Do you know the fine points of inner joins, outer joins, equi-joins, and how a NULL can defeat a perfectly good-looking WHERE clause? How about self-joins, self-non-equi-joins, in-line views, hierarchical queries, compound queries, and correlated sub-queries? Can you manipulate, add, subtract, compare, and format dates and times with aplomb? Can you take advantage of GROUP BY and HAVING to get the database to do the hard work of aggregation for you and send you back the golden totals? Have you ever even heard of the features CUBE, ROLLUP, and GROUPING SETS? Mastering Oracle SQL has the answers for these questions and more.

There's still no substitute for getting the database structure right in the first place, for investing the time to understand the structure, for organizing the application properly, for using the SQL keywords and functions correctly, and of course for the hard lessons learned from practical experience in the front lines.
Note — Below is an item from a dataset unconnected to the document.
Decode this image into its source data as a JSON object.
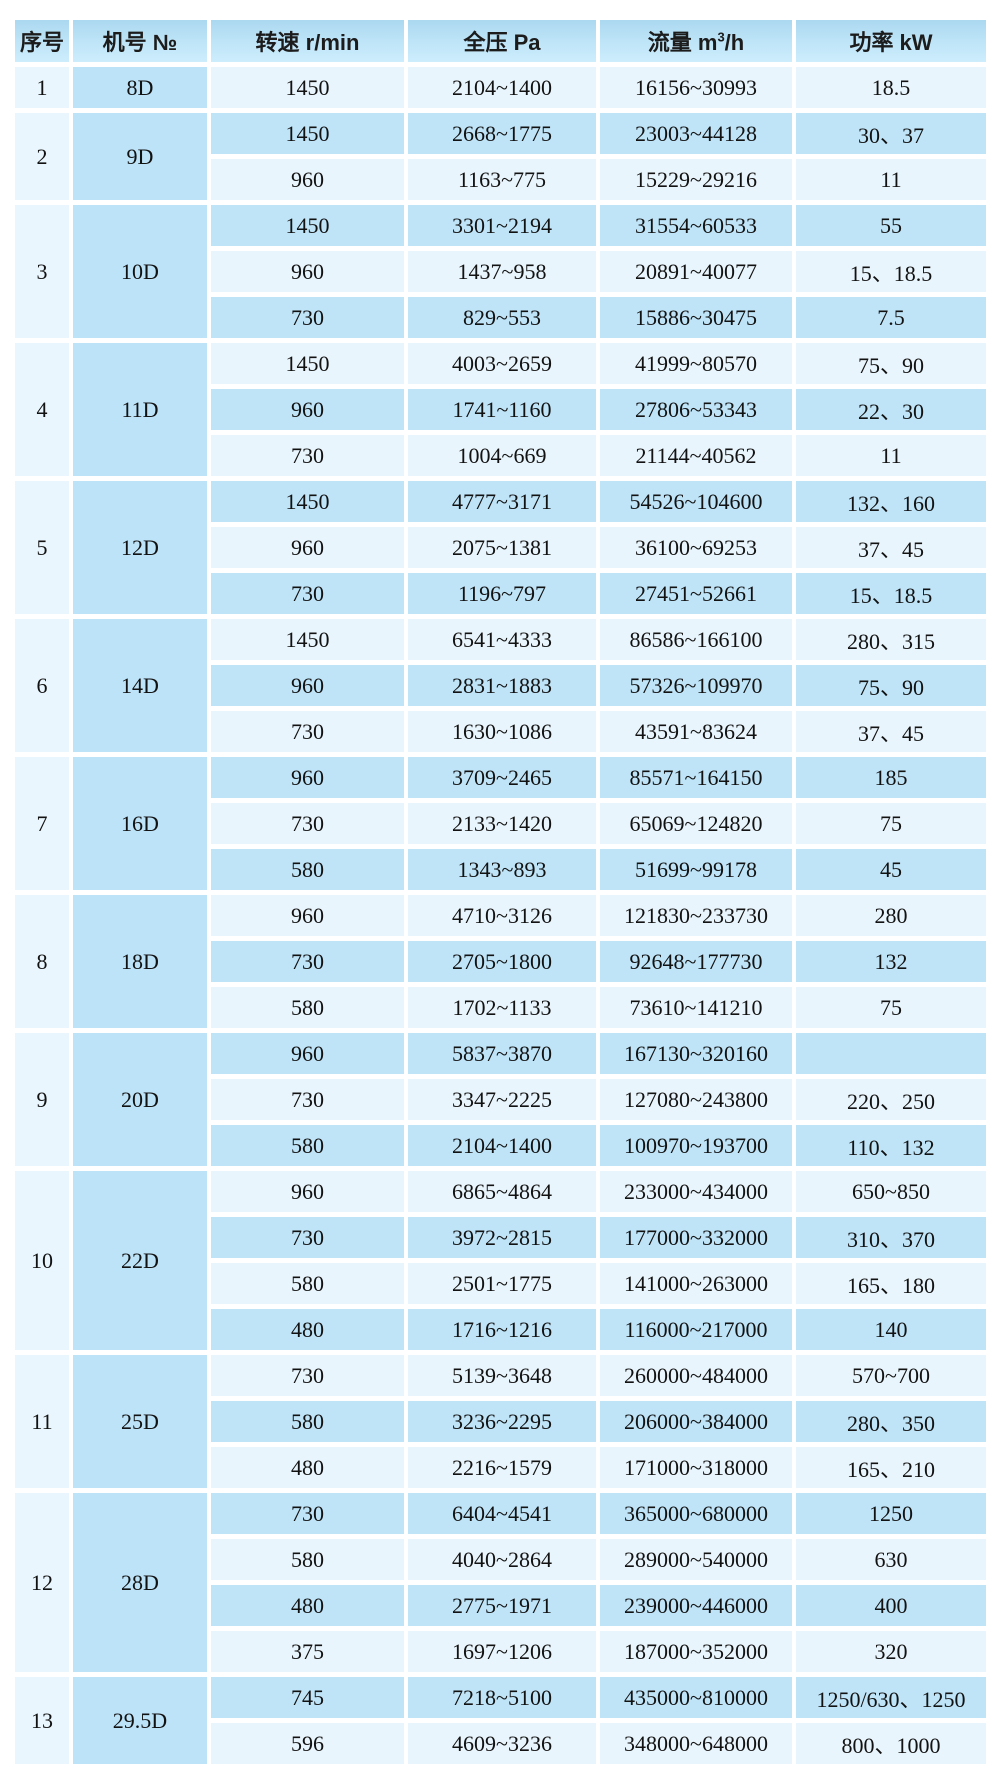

And you always need a full set of core reference books like David Kreine's Oracle SQL, Jonathan Gennick's Oracle SQL*Plus, and Steven Feuerstein's Oracle PL/SQL Programming at your fingertips. But make a space on your bookshelf for Mastering Oracle SQL as well, and reach for it when you get that subconscious twinge that says "Hey, there's got to be a better way to do what I'm trying to do here."